October 3, 2016
Members of the modern environmental and animal rights activist movement probably think they are waking up to a bad nightmare on Monday morning as one of its beloved news sources, Treehugger.com, reports that meat-eating is on the rise.
“So much for all those Meatless Mondays. The message that it’s important to cut back on meat is not getting through to Americans, who continue to pound back the pounds of beef, chicken and pork at an exponential rate,” writes senior write Katherine Martinko.
This news comes at a time when the anti-meat movement started celebrating the notion that meat consumption was on the decline.
As Martinko correctly reports the facts from Rabobank Food and Agribusiness research team, the news is not surprising to anyone in the meat or poultry industry and it’s perhaps little stale. Rabobank’s report only confirms what the pork industry already knows — consumers did not lose their appetite for meat. They just did not have the disposable income to enjoy it in larger quantities.
Still, it is hard to ignore the furied work of anti-meat campaigns in wake of the Rabobank report that was released back in July. The report certainly made an impact.
Last week, a group of 40 global investors — managing $1.25 trillion in assets — sent a letter to 16 global food companies. The Farm Animal Investment Risk & Return Initiative is urging companies like Kraft Heinz, Nestle, Unilever, Tesco, Walmart and General Mills to change the way they source protein for their products to help to reduce environmental and health risks.
The letter was prompted by the recently released University of Oxford study suggesting that if unaddressed, the public health and environmental expenses associated with the increased demand for animal products could be up to $1.6 trillion globally by 2050.
So, just exactly how does FAIRR want these companies to source protein products differently?
Straight from FAIRR: The call for sustainable protein supply chains is not a demand for ruling out animal products entirely, though some companies and consumers will identify that as the commitment they want to make. From a health and sustainability perspective, a varied diet that includes some animal products should mean:
♦ Diversifying the range of protein on offer and prioritizing choices that have less impact on health, land, water and the climate: for example, opting for sustainably sourced fish or poultry instead of beef, or beans instead of pork.

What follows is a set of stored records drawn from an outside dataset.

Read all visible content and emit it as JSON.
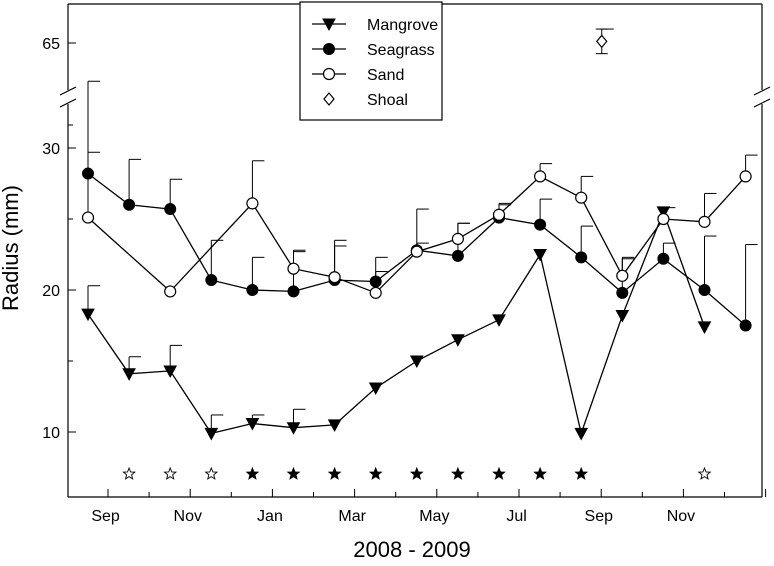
{
  "chart_data": {
    "type": "line",
    "title": "",
    "xlabel": "2008 - 2009",
    "ylabel": "Radius (mm)",
    "x_ticks": [
      "Sep",
      "Nov",
      "Jan",
      "Mar",
      "May",
      "Jul",
      "Sep",
      "Nov"
    ],
    "y_ticks": [
      "10",
      "20",
      "30",
      "65"
    ],
    "y_axis_break": true,
    "legend_position": "top-center",
    "series": [
      {
        "name": "Mangrove",
        "marker": "filled-down-triangle",
        "points": [
          {
            "x": 0,
            "y": 18.3,
            "err": 2.0
          },
          {
            "x": 1,
            "y": 14.1,
            "err": 1.2
          },
          {
            "x": 2,
            "y": 14.3,
            "err": 1.8
          },
          {
            "x": 3,
            "y": 9.9,
            "err": 1.3
          },
          {
            "x": 4,
            "y": 10.6,
            "err": 0.6
          },
          {
            "x": 5,
            "y": 10.3,
            "err": 1.3
          },
          {
            "x": 6,
            "y": 10.5,
            "err": null
          },
          {
            "x": 7,
            "y": 13.1,
            "err": null
          },
          {
            "x": 8,
            "y": 15.0,
            "err": null
          },
          {
            "x": 9,
            "y": 16.5,
            "err": null
          },
          {
            "x": 10,
            "y": 17.9,
            "err": null
          },
          {
            "x": 11,
            "y": 22.5,
            "err": null
          },
          {
            "x": 12,
            "y": 9.9,
            "err": null
          },
          {
            "x": 13,
            "y": 18.2,
            "err": null
          },
          {
            "x": 14,
            "y": 25.5,
            "err": null
          },
          {
            "x": 15,
            "y": 17.4,
            "err": null
          }
        ]
      },
      {
        "name": "Seagrass",
        "marker": "filled-circle",
        "points": [
          {
            "x": 0,
            "y": 28.2,
            "err": 6.5
          },
          {
            "x": 1,
            "y": 26.0,
            "err": 3.2
          },
          {
            "x": 2,
            "y": 25.7,
            "err": 2.1
          },
          {
            "x": 3,
            "y": 20.7,
            "err": 2.8
          },
          {
            "x": 4,
            "y": 20.0,
            "err": 2.3
          },
          {
            "x": 5,
            "y": 19.9,
            "err": 2.9
          },
          {
            "x": 6,
            "y": 20.7,
            "err": 2.8
          },
          {
            "x": 7,
            "y": 20.6,
            "err": 1.7
          },
          {
            "x": 8,
            "y": 22.8,
            "err": 2.9
          },
          {
            "x": 9,
            "y": 22.4,
            "err": 2.3
          },
          {
            "x": 10,
            "y": 25.1,
            "err": 1.0
          },
          {
            "x": 11,
            "y": 24.6,
            "err": 1.8
          },
          {
            "x": 12,
            "y": 22.3,
            "err": 2.2
          },
          {
            "x": 13,
            "y": 19.8,
            "err": 2.4
          },
          {
            "x": 14,
            "y": 22.2,
            "err": 1.1
          },
          {
            "x": 15,
            "y": 20.0,
            "err": 3.8
          },
          {
            "x": 16,
            "y": 17.5,
            "err": 5.7
          }
        ]
      },
      {
        "name": "Sand",
        "marker": "open-circle",
        "points": [
          {
            "x": 0,
            "y": 25.1,
            "err": 4.6
          },
          {
            "x": 2,
            "y": 19.9,
            "err": null
          },
          {
            "x": 4,
            "y": 26.1,
            "err": 3.0
          },
          {
            "x": 5,
            "y": 21.5,
            "err": 1.2
          },
          {
            "x": 6,
            "y": 20.9,
            "err": 2.2
          },
          {
            "x": 7,
            "y": 19.8,
            "err": 1.5
          },
          {
            "x": 8,
            "y": 22.7,
            "err": 0.6
          },
          {
            "x": 9,
            "y": 23.6,
            "err": 1.1
          },
          {
            "x": 10,
            "y": 25.3,
            "err": 0.7
          },
          {
            "x": 11,
            "y": 28.0,
            "err": 0.9
          },
          {
            "x": 12,
            "y": 26.5,
            "err": 1.5
          },
          {
            "x": 13,
            "y": 21.0,
            "err": 1.3
          },
          {
            "x": 14,
            "y": 25.0,
            "err": 0.8
          },
          {
            "x": 15,
            "y": 24.8,
            "err": 2.0
          },
          {
            "x": 16,
            "y": 28.0,
            "err": 1.5
          }
        ]
      },
      {
        "name": "Shoal",
        "marker": "open-diamond",
        "points": [
          {
            "x": 12.5,
            "y": 65.2,
            "err": 1.5
          }
        ]
      }
    ],
    "stars": [
      {
        "x": 1,
        "filled": false
      },
      {
        "x": 2,
        "filled": false
      },
      {
        "x": 3,
        "filled": false
      },
      {
        "x": 4,
        "filled": true
      },
      {
        "x": 5,
        "filled": true
      },
      {
        "x": 6,
        "filled": true
      },
      {
        "x": 7,
        "filled": true
      },
      {
        "x": 8,
        "filled": true
      },
      {
        "x": 9,
        "filled": true
      },
      {
        "x": 10,
        "filled": true
      },
      {
        "x": 11,
        "filled": true
      },
      {
        "x": 12,
        "filled": true
      },
      {
        "x": 15,
        "filled": false
      }
    ]
  }
}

♦ Moving away from meat and dairy as the dominant ingredient in every menu option to instead making them an occasional complement to a meal.

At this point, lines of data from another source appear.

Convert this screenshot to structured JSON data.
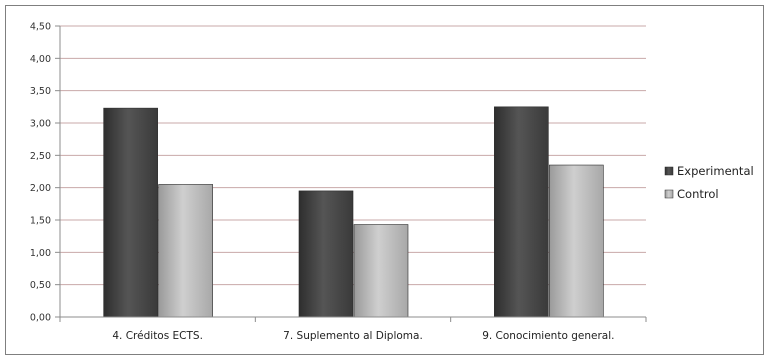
{
  "chart_data": {
    "type": "bar",
    "categories": [
      "4. Créditos ECTS.",
      "7. Suplemento al Diploma.",
      "9. Conocimiento general."
    ],
    "series": [
      {
        "name": "Experimental",
        "values": [
          3.23,
          1.95,
          3.25
        ],
        "color": "#4a4a4a"
      },
      {
        "name": "Control",
        "values": [
          2.05,
          1.43,
          2.35
        ],
        "color": "#bdbdbd"
      }
    ],
    "ylim": [
      0,
      4.5
    ],
    "yticks": [
      "0,00",
      "0,50",
      "1,00",
      "1,50",
      "2,00",
      "2,50",
      "3,00",
      "3,50",
      "4,00",
      "4,50"
    ],
    "grid": true,
    "legend_position": "right"
  }
}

♦ Selecting lean cuts for meals that do feature meat, and reducing or eliminating the use of red and processed meat (such as bacon, ham and sausages).
♦ Sourcing food that meets a credible certified standard — like Animal Welfare Approved or the Global Animal Partnership for high-welfare methods of farming in the United States, the Marine Stewardship Council certification for sustainable fish, the Soil Association for organic certification in the United Kingdom.
♦ Producing and procuring appealing and accessible alternatives to meat based on plant proteins and new food tech innovations
In my opinion, those options sound like a loud cry to end the consumption of animal products — red meat, dairy, eggs and poultry based on an Oxford study that is highly debated in itself. Even mainstream media quickly grabbed onto the news that a group of investors are asking food companies to sell less meat — switch protein in products to plant-based products.
Despite your buy-in to the Oxford study, have we lost focus of freedom of food choices, the important nutritional value animal-based protein and the accurate science on the true environmental footprint of animal agriculture?